Packages of clothing sent from Palestine to refugees in the Soviet Union and liberated territories, 1943

Packages of clothing sent from Palestine to refugees in the Soviet Union and liberated territories, 1943

Growing up I had always heard about “The Joint,” but did not know exactly how the organization had helped my family.  As the senior curator of the Temple Emanu-El Museum in New York, I knew that many of JDC’s early founders had been congregants of the historic temple. As I continued to find documents with a JDC connection in my professional life, my curiosity was piqued. What was my personal connection to the humanitarian aid organization? Had the Joint really had a hand in shaping the fate of my family?

I decided to search the JDC Names Database for my mother’s Chabad-Lubavitch family who were originally from Ukraine but fled to Uzbekistan as refugees. I was astonished to find the name of Chana Reva Gurevitz. My maternal grandmother’s name on the 1943-1945 document indicated that she, along with 6,556 other refugees, received JDC parcels in the Soviet Union and the liberated territories. The packages, which included tea, soap, essential clothing, blanket and medicine, were facilitated by the Joint and sponsored by an aunt living in the U.S. This record indicated that the family was at the time living in Samarkand, Uzbekistan’s second largest city.

In 1938-1939, my grandfather Rabbi Zemach Gurevitz was arrested for religious activity and sentenced to a labor camp in Siberia, with the official charge being that he was an alleged spy for the British. When the war began in 1941 my grandmother Reva, was evacuated from her home city to Samarkand under harrowing circumstances, as a single mother with three children. In 1943, Zemach managed to escape from Siberia and reunite with the family in Samarkand. My mother Sara was born in 1944.

When I continued to peruse the JDC document (pictured, below), I found names and addresses of additional relatives in Samarkand. The document helped me to piece the story together with incredible detail, I discovered that my grandmother’s family was living near her mother, aunt and uncle, a detail I had never known.  This document helped bring to life a quiet detail of the war-time conditions, the strength of the community and the small acts of heroism that helped my family survive and ultimately thrive.

Chana Reva (spelled Riva) Gurevitz is listed on the list of beneficiaries of JDC’s free parcel service in the Soviet Union, 1943-1945

Chana Reva (spelled Riva) Gurevitz is listed on the list of beneficiaries of JDC’s free parcel service in the Soviet Union, 1943-1945

Zemach and Reva and their four children, including my newborn mother, went to Germany after the war where they lived in the Schwäbisch Hall Displaced Persons (DP) camp for 8 months, one of the many DP camps where JDC supported medical facilities, schools, synagogues, and cultural activities. They were then sent to a town outside of Paris, where the private Chateau of the Eiffel family was retrofitted as a DP camp. Here the Chabad families, having escaped together, lived side by side, and my mother  Sara, then 3, lived in the same house as my father’s family. My mother’s family then moved to Cuba and eventually set sail for Brooklyn in 1950, thus ending the family’s refugee saga.

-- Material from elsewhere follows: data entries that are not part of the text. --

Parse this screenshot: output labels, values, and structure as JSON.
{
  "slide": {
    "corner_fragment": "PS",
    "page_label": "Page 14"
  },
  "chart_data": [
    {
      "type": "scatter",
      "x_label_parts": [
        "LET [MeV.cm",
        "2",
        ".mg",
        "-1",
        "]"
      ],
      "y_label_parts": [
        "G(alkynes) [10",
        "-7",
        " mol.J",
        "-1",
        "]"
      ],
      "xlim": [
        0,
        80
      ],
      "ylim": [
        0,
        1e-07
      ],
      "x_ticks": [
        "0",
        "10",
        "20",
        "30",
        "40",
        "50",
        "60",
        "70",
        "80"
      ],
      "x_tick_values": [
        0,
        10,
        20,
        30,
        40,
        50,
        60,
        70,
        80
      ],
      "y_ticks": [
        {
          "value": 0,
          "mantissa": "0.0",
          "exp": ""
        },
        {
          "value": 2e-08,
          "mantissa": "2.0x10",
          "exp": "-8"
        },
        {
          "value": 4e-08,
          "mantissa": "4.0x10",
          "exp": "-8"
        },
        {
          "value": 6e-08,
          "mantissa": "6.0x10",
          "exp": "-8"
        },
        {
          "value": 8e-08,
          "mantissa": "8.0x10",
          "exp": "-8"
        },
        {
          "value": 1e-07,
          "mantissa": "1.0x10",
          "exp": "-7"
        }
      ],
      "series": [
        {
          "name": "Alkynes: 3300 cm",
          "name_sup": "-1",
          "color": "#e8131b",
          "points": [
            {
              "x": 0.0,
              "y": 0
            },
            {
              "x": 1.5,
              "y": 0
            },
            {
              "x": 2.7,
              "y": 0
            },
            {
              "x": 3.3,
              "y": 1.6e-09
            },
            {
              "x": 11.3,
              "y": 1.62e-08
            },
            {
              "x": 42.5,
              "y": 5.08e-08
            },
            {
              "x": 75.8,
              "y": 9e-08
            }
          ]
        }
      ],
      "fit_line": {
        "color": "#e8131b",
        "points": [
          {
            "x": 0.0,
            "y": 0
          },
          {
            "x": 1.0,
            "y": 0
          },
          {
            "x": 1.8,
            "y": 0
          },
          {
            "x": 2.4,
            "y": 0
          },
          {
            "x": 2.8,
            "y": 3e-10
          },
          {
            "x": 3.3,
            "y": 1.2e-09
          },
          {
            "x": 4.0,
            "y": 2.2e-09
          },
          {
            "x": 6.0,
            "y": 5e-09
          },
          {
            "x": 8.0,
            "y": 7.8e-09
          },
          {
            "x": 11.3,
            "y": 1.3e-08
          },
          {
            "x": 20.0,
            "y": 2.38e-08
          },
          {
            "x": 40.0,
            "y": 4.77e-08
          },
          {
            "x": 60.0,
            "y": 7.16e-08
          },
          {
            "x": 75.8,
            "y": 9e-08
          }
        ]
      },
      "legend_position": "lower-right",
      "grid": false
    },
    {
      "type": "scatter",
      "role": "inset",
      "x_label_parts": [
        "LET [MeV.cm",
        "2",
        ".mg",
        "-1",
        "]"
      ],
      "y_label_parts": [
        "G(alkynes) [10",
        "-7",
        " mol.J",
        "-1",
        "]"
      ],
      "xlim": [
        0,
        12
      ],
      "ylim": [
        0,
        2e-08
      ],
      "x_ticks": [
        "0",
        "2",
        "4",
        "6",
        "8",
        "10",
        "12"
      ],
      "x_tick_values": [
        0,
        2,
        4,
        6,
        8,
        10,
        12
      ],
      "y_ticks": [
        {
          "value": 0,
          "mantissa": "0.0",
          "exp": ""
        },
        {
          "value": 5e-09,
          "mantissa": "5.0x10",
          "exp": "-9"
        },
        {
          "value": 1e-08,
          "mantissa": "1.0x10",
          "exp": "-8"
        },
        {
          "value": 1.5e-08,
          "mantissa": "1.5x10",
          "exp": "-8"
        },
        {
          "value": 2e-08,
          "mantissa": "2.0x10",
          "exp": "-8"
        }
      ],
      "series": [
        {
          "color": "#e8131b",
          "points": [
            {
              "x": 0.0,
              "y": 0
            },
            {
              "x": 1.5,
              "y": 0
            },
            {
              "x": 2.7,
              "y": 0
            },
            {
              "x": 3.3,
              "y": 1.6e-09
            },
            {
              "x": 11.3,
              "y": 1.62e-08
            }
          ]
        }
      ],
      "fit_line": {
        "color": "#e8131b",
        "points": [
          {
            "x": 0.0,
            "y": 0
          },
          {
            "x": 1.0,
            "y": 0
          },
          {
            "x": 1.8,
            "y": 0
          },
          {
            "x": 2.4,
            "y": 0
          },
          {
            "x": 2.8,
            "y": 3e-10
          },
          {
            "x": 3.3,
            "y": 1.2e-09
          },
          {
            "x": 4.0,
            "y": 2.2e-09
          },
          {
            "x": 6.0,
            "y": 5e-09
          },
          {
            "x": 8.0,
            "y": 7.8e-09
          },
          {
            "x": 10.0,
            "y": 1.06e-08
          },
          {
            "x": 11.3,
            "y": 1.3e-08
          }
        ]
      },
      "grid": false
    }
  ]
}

This JDC record illustrates one small part of my family’s dramatic journey. Every surviving family has remarkable stories of chance encounters which helped save them along the way, and one of ours was with the family’s assistance from  “the Joint.” The archives are a tremendous resource — not only as a resource for historical records but as testimony to the importance of engagement in times of distress, as well as the long-reaching legacy of communal commitment.

This story has been shared with permission from Elka Deitsch. Ms. Deitsch is a member of the JDC Archives Committee.